Esse caráter fragmentário guarda ainda relação com outros dois importantes princípios do direito penal: o princípio da ofensividade, segundo o qual o legislador deve adotar, na elaboração do tipo penal, a exigência indeclinável de que a conduta proibida represente ou contenha conteúdo verdadeiramente ofensivo a um bem jurídico penalmente protegido [11] ; e o princípio da exclusiva proteção de bens jurídicos, segundo o qual não compete ao Direito penal tutelar valores puramente morais, éticos ou religiosos. [12]

Ao abordar essa questão, Alice Bianchini relaciona o merecimento da tutela penal com a dignidade do bem jurídico e a gravosidade da conduta que lhe seja substancialmente ofensiva [13]. Essa análise permite a autora concluir que "deve-se verificar se a conduta que se está criminalizando (e, por conseqüência, protegendo), efetivamente, é danosa para a sociedade – tanto que justifique a sua inscrição em um tipo penal". [14]

Paulo de Souza Queiroz compara o Direito Penal a uma UTI de um grande hospital, só devendo ser acionado quando realmente a gravidade da situação assim o justifique. [15] Embora pela afirmação acima possa parece que esse caráter fragmentário coloque os indivíduos probos em situação de desamparo, como doentes sem médicos, na verdade essa característica configura verdadeiro instrumento de proteção do cidadão.

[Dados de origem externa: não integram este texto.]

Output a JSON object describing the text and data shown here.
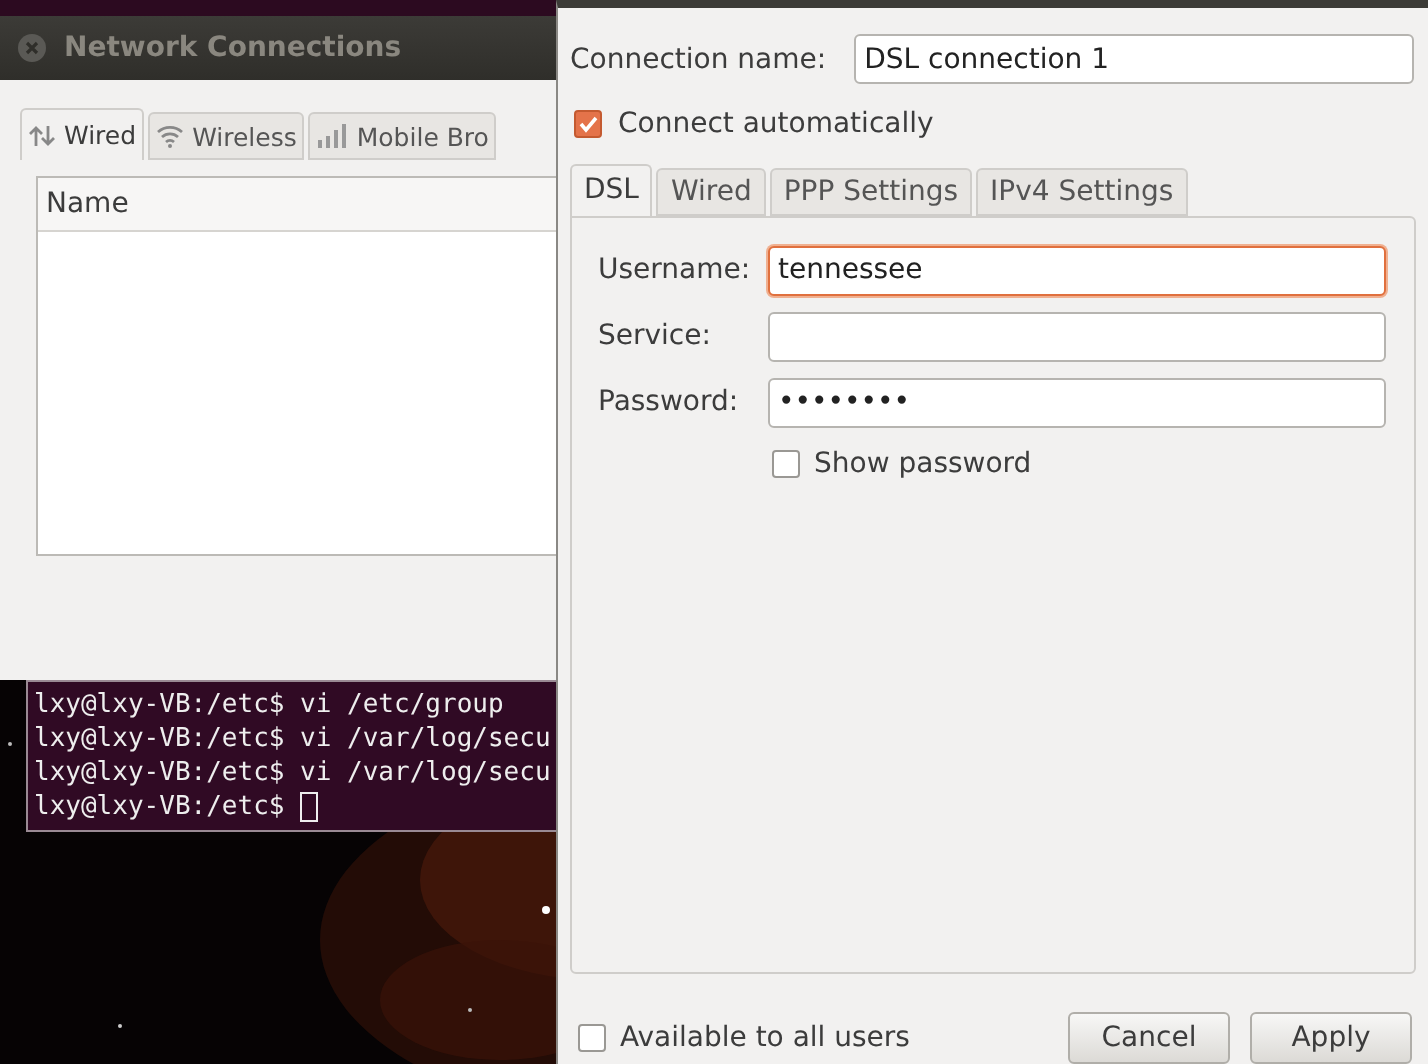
{
  "network_window": {
    "title": "Network Connections",
    "tabs": [
      {
        "label": "Wired",
        "kind": "wired",
        "selected": true
      },
      {
        "label": "Wireless",
        "kind": "wireless",
        "selected": false
      },
      {
        "label": "Mobile Bro",
        "kind": "mobile",
        "selected": false
      }
    ],
    "list": {
      "columns": [
        "Name"
      ]
    }
  },
  "terminal": {
    "lines": [
      "lxy@lxy-VB:/etc$ vi /etc/group",
      "lxy@lxy-VB:/etc$ vi /var/log/secu",
      "lxy@lxy-VB:/etc$ vi /var/log/secu",
      "lxy@lxy-VB:/etc$ "
    ]
  },
  "edit_window": {
    "connection_name": {
      "label": "Connection name:",
      "value": "DSL connection 1"
    },
    "connect_automatically": {
      "label": "Connect automatically",
      "checked": true
    },
    "tabs": [
      {
        "label": "DSL",
        "selected": true
      },
      {
        "label": "Wired",
        "selected": false
      },
      {
        "label": "PPP Settings",
        "selected": false
      },
      {
        "label": "IPv4 Settings",
        "selected": false
      }
    ],
    "fields": [
      {
        "label": "Username:",
        "value": "tennessee",
        "focused": true
      },
      {
        "label": "Service:",
        "focused": false
      },
      {
        "label": "Password:",
        "value": "••••••••",
        "focused": false
      }
    ],
    "show_password": {
      "label": "Show password",
      "checked": false
    },
    "available_to_all_users": {
      "label": "Available to all users",
      "checked": false
    },
    "buttons": [
      "Cancel",
      "Apply"
    ]
  }
}
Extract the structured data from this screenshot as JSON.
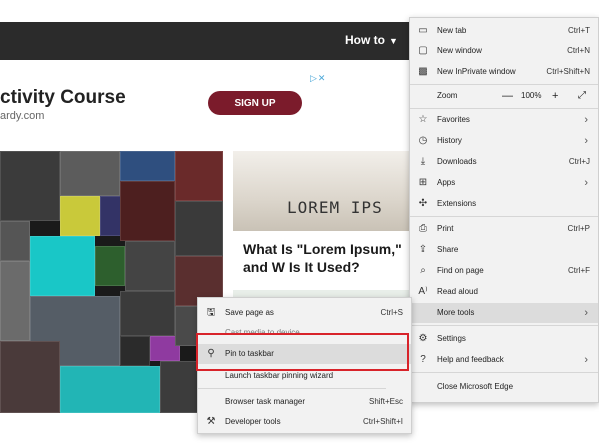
{
  "header": {
    "howto_label": "How to",
    "caret": "▼"
  },
  "ad": {
    "close": "▷✕",
    "title": "ctivity Course",
    "domain": "ardy.com",
    "button": "SIGN UP"
  },
  "article": {
    "image_text": "LOREM IPS",
    "title": "What Is \"Lorem Ipsum,\" and W Is It Used?"
  },
  "menu": {
    "new_tab": {
      "label": "New tab",
      "shortcut": "Ctrl+T"
    },
    "new_window": {
      "label": "New window",
      "shortcut": "Ctrl+N"
    },
    "inprivate": {
      "label": "New InPrivate window",
      "shortcut": "Ctrl+Shift+N"
    },
    "zoom": {
      "label": "Zoom",
      "minus": "—",
      "value": "100%",
      "plus": "+",
      "fullscreen": "⤢"
    },
    "favorites": {
      "label": "Favorites"
    },
    "history": {
      "label": "History"
    },
    "downloads": {
      "label": "Downloads",
      "shortcut": "Ctrl+J"
    },
    "apps": {
      "label": "Apps"
    },
    "extensions": {
      "label": "Extensions"
    },
    "print": {
      "label": "Print",
      "shortcut": "Ctrl+P"
    },
    "share": {
      "label": "Share"
    },
    "find": {
      "label": "Find on page",
      "shortcut": "Ctrl+F"
    },
    "read_aloud": {
      "label": "Read aloud"
    },
    "more_tools": {
      "label": "More tools"
    },
    "settings": {
      "label": "Settings"
    },
    "help": {
      "label": "Help and feedback"
    },
    "close_edge": {
      "label": "Close Microsoft Edge"
    },
    "arrow": "›"
  },
  "submenu": {
    "save_page": {
      "label": "Save page as",
      "shortcut": "Ctrl+S"
    },
    "cast": {
      "label": "Cast media to device"
    },
    "pin_taskbar": {
      "label": "Pin to taskbar"
    },
    "launch_wizard": {
      "label": "Launch taskbar pinning wizard"
    },
    "task_manager": {
      "label": "Browser task manager",
      "shortcut": "Shift+Esc"
    },
    "dev_tools": {
      "label": "Developer tools",
      "shortcut": "Ctrl+Shift+I"
    }
  },
  "colors": {
    "accent_highlight": "#d8232a",
    "ad_button": "#7b1b2b",
    "header": "#2b2b2b"
  }
}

È o que observa afirma Maura Roberti: Sendo o Direito Penal a forma mais drástica de intervenção na vida social, seu caráter fragmentário, antes de representar um defeito, se apresenta como uma virtude, na medida em que impõe o limite imprescindível a um totalitarismo da proteção estatal, este sim prejudicial dentro de um Estado Democrático de Direito. Assim é que a natureza da fragmentariedade do Direito Penal trata de um limite material do ius puniendi, de natureza político-criminal, que tem a sua origem no princípio da intervenção mínima. [16]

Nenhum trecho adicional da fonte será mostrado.